Instabilities and onset in double-diffusive and long-wavelength Marangoni convection

This thesis is devoted to studying two topics in convection: isothermal double diffusive and long-wavelength surface-tension-driven convection. The following studies are conducted in these systems: (a) Amplitude equations are derived for isothermal double diffusive convection near threshold for both the stationary and the oscillatory instabilities as well as in the vicinity of the codimension-2 point. The locations of the tricritical point for the stationary instability and the codimension-2 point are found. It is shown that these points can be made well separated (in the Rayleigh number R_s of the slow diffusing species) as the Lewis number varies.
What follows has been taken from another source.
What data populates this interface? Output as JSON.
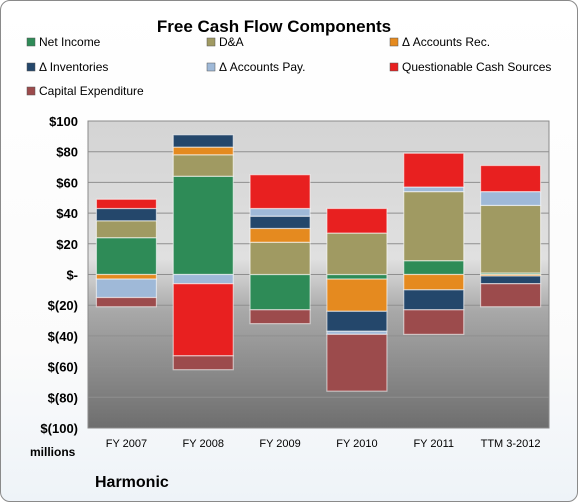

Hence the behavior near these points should be experimentally accessible. (b) Recent experimental results [J. Fluid Mech. 345, 45 (1997)] for the long-wavelength surface-tension-driven convection in thin liquid depths (∼0.015 cm) found onset for significantly smaller imposed temperature gradients than predicted by linear stability analyses that assume an initially flat interface with periodic boundary conditions. The presence of sidewall and other aspects of the experiment, however, led to deformed interfaces even with no imposed temperature gradients. Stability analysis that takes into account the effects of the deformed interface profile and the pinning of the liquid at the sidewalls is presented here. A comparison between this stability analysis and the experimental results shows a better agreement than when the surface deformation is not considered.